I think about how much labels and alliances and history shackles us to suffering. How easy it is for us to read about the loss of life because it’s “them,” and how it all changes when it happens to “us.” We never think bad things will happen to us. It’s always other people. Until it does. Why does it have to happen to us to matter?

October has been a sad month for the past 7 years since it is my late husband’s birthday month. On Monday he would have turned 60, and it seems unbelievable that I would have been married to someone retiring. I remember his 50th. He was so insistent on having a birthday party, Star Trek themed. I thought it was kind of lame and annoying that he was pestering me to organize a themed birthday party as if he were our 4-year-old. But I’m glad he insisted, otherwise we wouldn’t have pictures of us dressed up. We wouldn’t have had a reason for him to invite all of his loved ones over. He didn’t get many more of those before he died.

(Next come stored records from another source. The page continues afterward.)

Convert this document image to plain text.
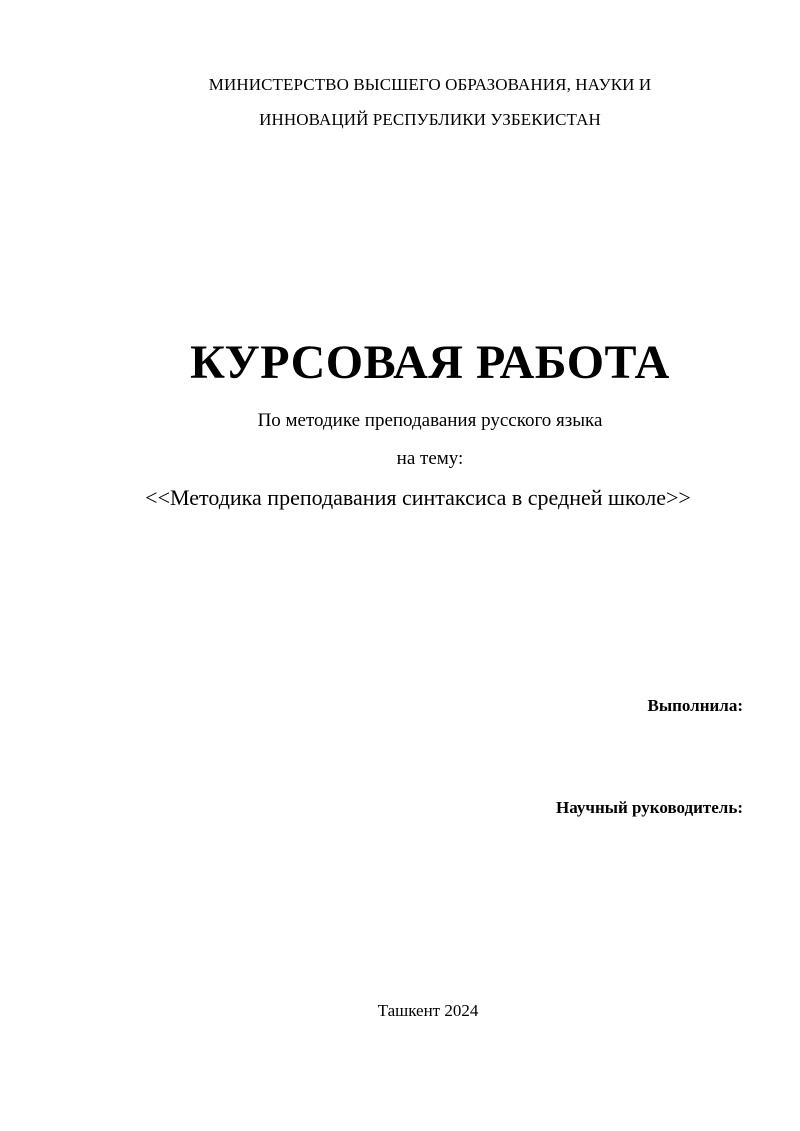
МИНИСТЕРСТВО ВЫСШЕГО ОБРАЗОВАНИЯ, НАУКИ И
ИННОВАЦИЙ РЕСПУБЛИКИ УЗБЕКИСТАН
КУРСОВАЯ РАБОТА
По методике преподавания русского языка
на тему:
<<Методика преподавания синтаксиса в средней школе>>
Выполнила:
Научный руководитель:
Ташкент 2024
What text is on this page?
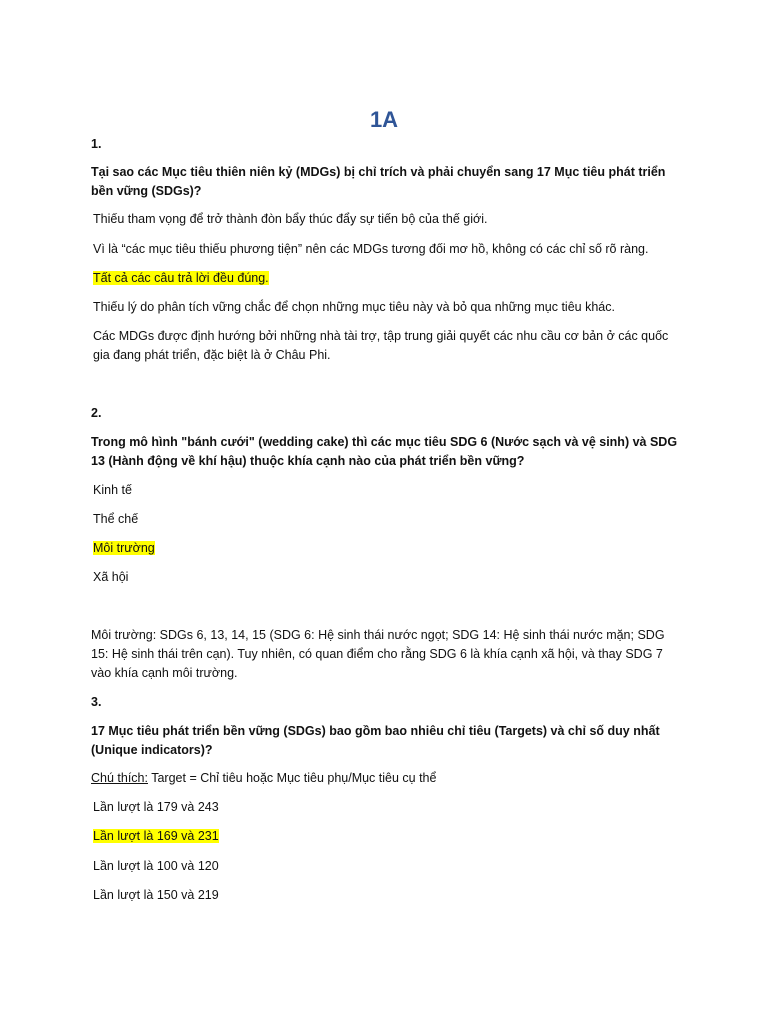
1A

1.

Tại sao các Mục tiêu thiên niên kỷ (MDGs) bị chỉ trích và phải chuyển sang 17 Mục tiêu phát triển bền vững (SDGs)?

Thiếu tham vọng để trở thành đòn bẩy thúc đẩy sự tiến bộ của thế giới.

Vì là “các mục tiêu thiếu phương tiện” nên các MDGs tương đối mơ hồ, không có các chỉ số rõ ràng.

Tất cả các câu trả lời đều đúng.

Thiếu lý do phân tích vững chắc để chọn những mục tiêu này và bỏ qua những mục tiêu khác.

Các MDGs được định hướng bởi những nhà tài trợ, tập trung giải quyết các nhu cầu cơ bản ở các quốc gia đang phát triển, đặc biệt là ở Châu Phi.

2.

Trong mô hình "bánh cưới" (wedding cake) thì các mục tiêu SDG 6 (Nước sạch và vệ sinh) và SDG 13 (Hành động về khí hậu) thuộc khía cạnh nào của phát triển bền vững?

Kinh tế

Thể chế

Môi trường

Xã hội

Môi trường: SDGs 6, 13, 14, 15 (SDG 6: Hệ sinh thái nước ngọt; SDG 14: Hệ sinh thái nước mặn; SDG 15: Hệ sinh thái trên cạn). Tuy nhiên, có quan điểm cho rằng SDG 6 là khía cạnh xã hội, và thay SDG 7 vào khía cạnh môi trường.

3.

17 Mục tiêu phát triển bền vững (SDGs) bao gồm bao nhiêu chỉ tiêu (Targets) và chỉ số duy nhất (Unique indicators)?

Chú thích: Target = Chỉ tiêu hoặc Mục tiêu phụ/Mục tiêu cụ thể

Lần lượt là 179 và 243

Lần lượt là 169 và 231

Lần lượt là 100 và 120

Lần lượt là 150 và 219
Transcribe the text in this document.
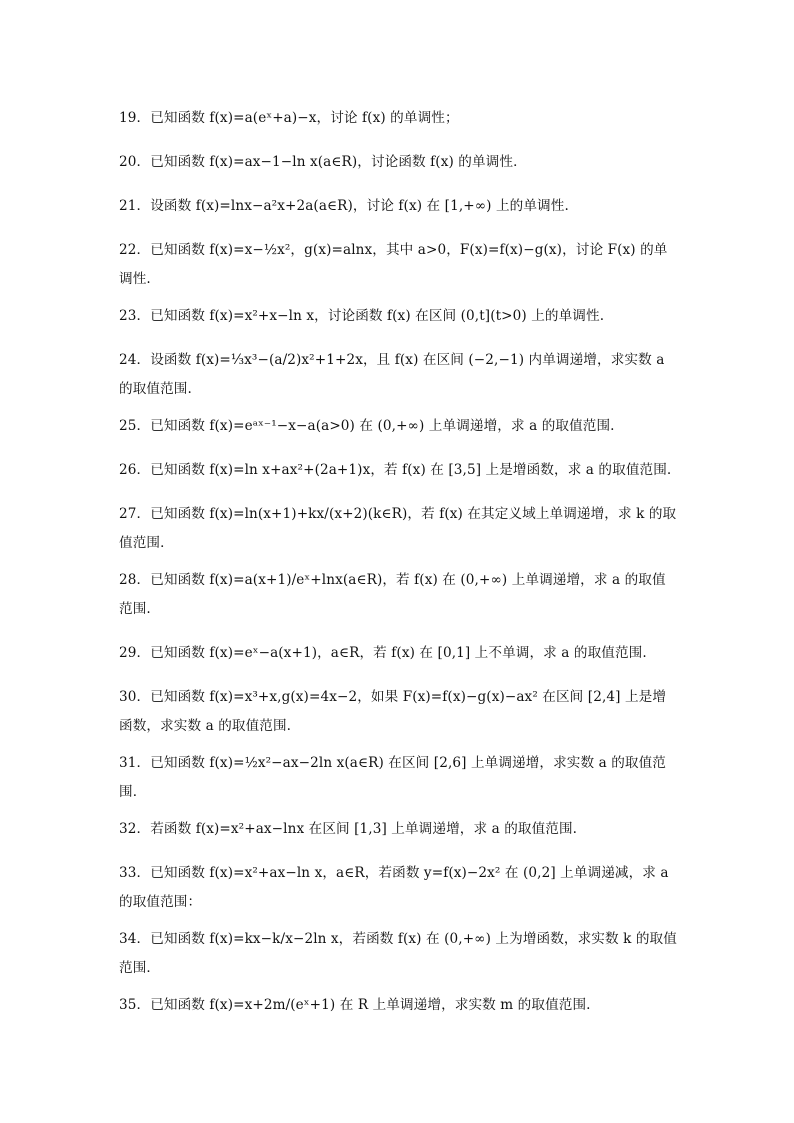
19．已知函数 f(x)=a(eˣ+a)−x，讨论 f(x) 的单调性；
20．已知函数 f(x)=ax−1−ln x(a∈R)，讨论函数 f(x) 的单调性．
21．设函数 f(x)=lnx−a²x+2a(a∈R)，讨论 f(x) 在 [1,+∞) 上的单调性.
22．已知函数 f(x)=x−½x²，g(x)=alnx，其中 a>0，F(x)=f(x)−g(x)，讨论 F(x) 的单调性.
23．已知函数 f(x)=x²+x−ln x，讨论函数 f(x) 在区间 (0,t](t>0) 上的单调性.
24．设函数 f(x)=⅓x³−(a/2)x²+1+2x，且 f(x) 在区间 (−2,−1) 内单调递增，求实数 a 的取值范围.
25．已知函数 f(x)=eᵃˣ⁻¹−x−a(a>0) 在 (0,+∞) 上单调递增，求 a 的取值范围.
26．已知函数 f(x)=ln x+ax²+(2a+1)x，若 f(x) 在 [3,5] 上是增函数，求 a 的取值范围.
27．已知函数 f(x)=ln(x+1)+kx/(x+2)(k∈R)，若 f(x) 在其定义域上单调递增，求 k 的取值范围．
28．已知函数 f(x)=a(x+1)/eˣ+lnx(a∈R)，若 f(x) 在 (0,+∞) 上单调递增，求 a 的取值范围.
29．已知函数 f(x)=eˣ−a(x+1)，a∈R，若 f(x) 在 [0,1] 上不单调，求 a 的取值范围.
30．已知函数 f(x)=x³+x,g(x)=4x−2，如果 F(x)=f(x)−g(x)−ax² 在区间 [2,4] 上是增函数，求实数 a 的取值范围.
31．已知函数 f(x)=½x²−ax−2ln x(a∈R) 在区间 [2,6] 上单调递增，求实数 a 的取值范围．
32．若函数 f(x)=x²+ax−lnx 在区间 [1,3] 上单调递增，求 a 的取值范围.
33．已知函数 f(x)=x²+ax−ln x，a∈R，若函数 y=f(x)−2x² 在 (0,2] 上单调递减，求 a 的取值范围：
34．已知函数 f(x)=kx−k/x−2ln x，若函数 f(x) 在 (0,+∞) 上为增函数，求实数 k 的取值范围．
35．已知函数 f(x)=x+2m/(eˣ+1) 在 R 上单调递增，求实数 m 的取值范围.
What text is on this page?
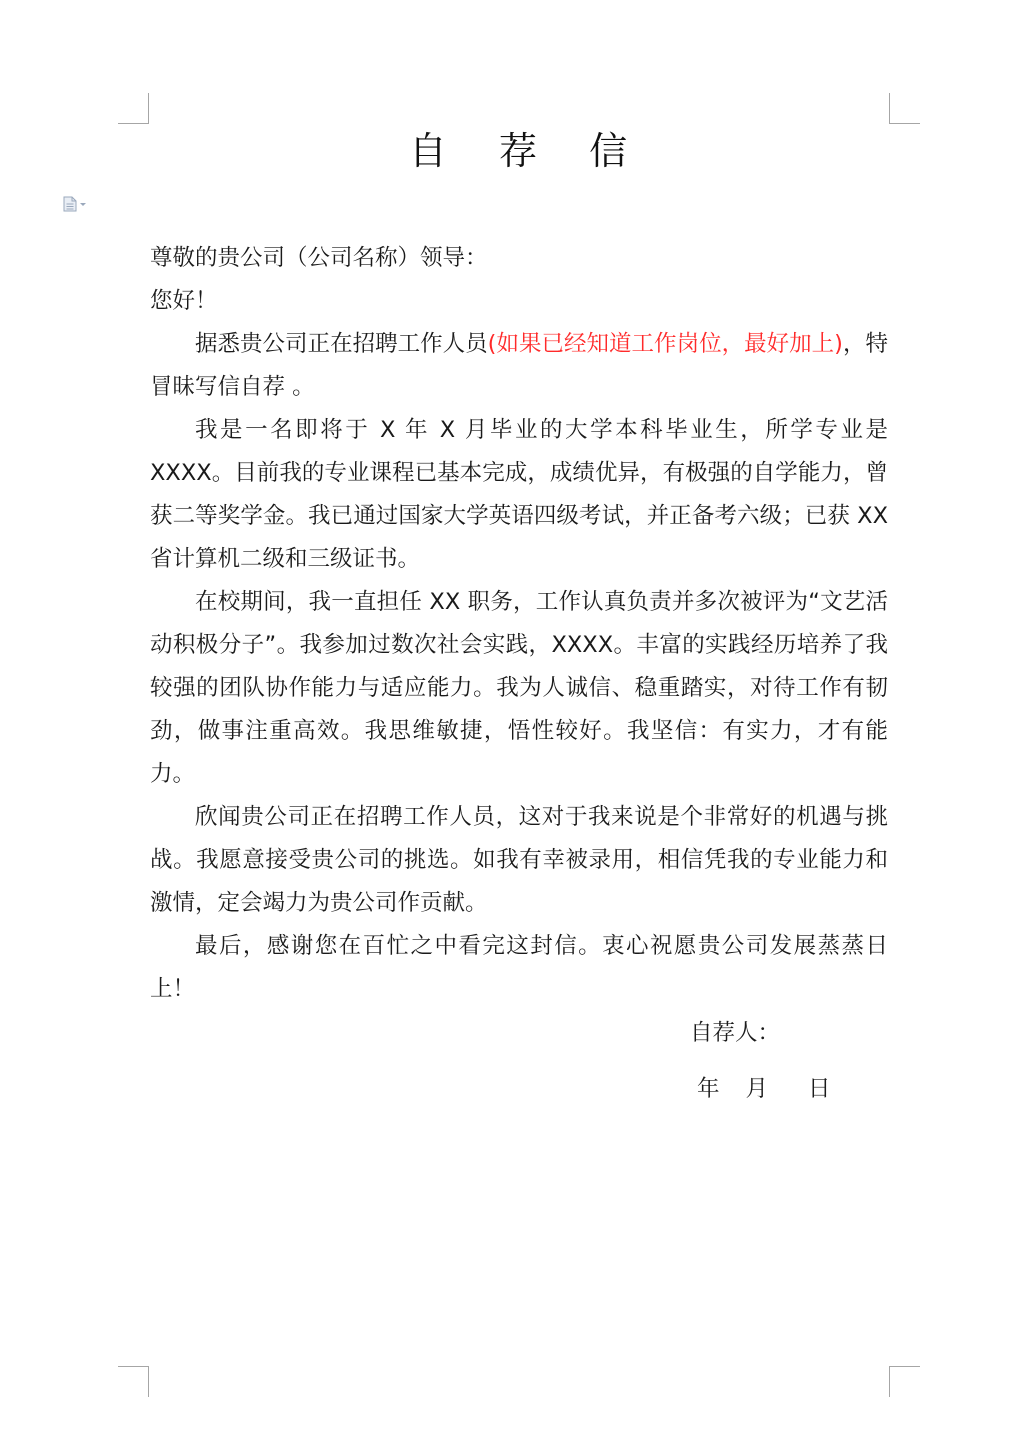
自 荐 信

尊敬的贵公司（公司名称）领导：

您好！

据悉贵公司正在招聘工作人员(如果已经知道工作岗位，最好加上)，特冒昧写信自荐 。

我是一名即将于 X 年 X 月毕业的大学本科毕业生，所学专业是 XXXX。目前我的专业课程已基本完成，成绩优异，有极强的自学能力，曾获二等奖学金。我已通过国家大学英语四级考试，并正备考六级；已获 XX 省计算机二级和三级证书。

在校期间，我一直担任 XX 职务，工作认真负责并多次被评为“文艺活动积极分子”。我参加过数次社会实践，XXXX。丰富的实践经历培养了我较强的团队协作能力与适应能力。我为人诚信、稳重踏实，对待工作有韧劲，做事注重高效。我思维敏捷，悟性较好。我坚信：有实力，才有能力。

欣闻贵公司正在招聘工作人员，这对于我来说是个非常好的机遇与挑战。我愿意接受贵公司的挑选。如我有幸被录用，相信凭我的专业能力和激情，定会竭力为贵公司作贡献。

最后，感谢您在百忙之中看完这封信。衷心祝愿贵公司发展蒸蒸日上！

自荐人：
年 月 日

I’m reading the book, “Awe: The New Science of Everyday Wonder and How It Can Transform Your Life” by Dacher Keltner. He wrote, “Our minds are relational: we see life patterns through our shared experiences with others…with his passing [author’s brother], I felt aweless. And my companion in awe was no longer around to help me make sense of the vastest mystery I had encountered in my fifty-seven years of living. A loud voice called out: FIND AWE.”

I think about how I can be driving and suddenly think, “Kenneth, I wish I could tell you about this or that.” I yearn to share that awe.

Or staring out into the audience of my temple as I received my certification— so happy to see my kids and sister and nephew cheering me on—but also feeling that tinge of sadness wishing he could have seen me. You always walk around with a hole in your heart. You’ll always be plagued by “what if.” You’ll always know who is missing from the table.

And it’s easy to fall into this trap of thinking because our minds cling to what is familiar. We pine for the comfort of what we know. We want what we had. We even convince ourselves that it was better than what we have now.

But it just doesn’t work that way.

This version of me grew from my suffering. It isn’t all rainbows and unicorns, but I like this version of myself better than who I used to be. I am trying to get better each day. I’m trying to find reasons to smile. I’m trying to look for “awe,” to learn and be curious and find glimmers of joy and happiness everywhere I go. I’m trying to have a positive impact on the world and to make a difference in whatever way I can.

In the end, we do what we can with what we can control. That can be a hard pill to swallow.

I think about what I can offer the world as a Buddhist Palestinian.

There is so much you can control about the uncontrollable by just shifting your perspective. Buddhism taught me this. We can change our personal ratio of talking to listening. Choosing to react less. Letting things go. Embracing impermanence. Being grateful. It’s a lot, and we spend our entire lives trying to be better at it.

But we have to try. We have to do better.

I end with a loving kindness metta meditation from the Palo Alto Buddhist Temple Reading:

May all beings be happy and well,
May no harm or difficulties come to them,
May they live in peace and harmony.

May I be happy and well,
May no harm or difficulties come to them,
May they live in peace and harmony.

May my family be happy and well,
May no harm or difficulties come to them,
May they live in peace and harmony.

May my teachers be happy and well,
May no harm or difficulties come to them,
May they live in peace and harmony.

May my friends be happy and well,
May no harm or difficulties come to them,
May they live in peace and harmony.

May strangers be happy and well,
May no harm or difficulties come to them,
May they live in peace and harmony.

May my enemies be happy and well,
May no harm or difficulties come to them,
May they live in peace and harmony.

May all beings be happy and well,
May no harm or difficulties come to them,
May they live in peace and harmony.

4 Comments

  1. So good Theresa. We are all struggling in our own ways and in similar ways with the events of the world around us. Thanks for keeping it real and reminding me to ground myself and use the METTA prayer. It is more than something.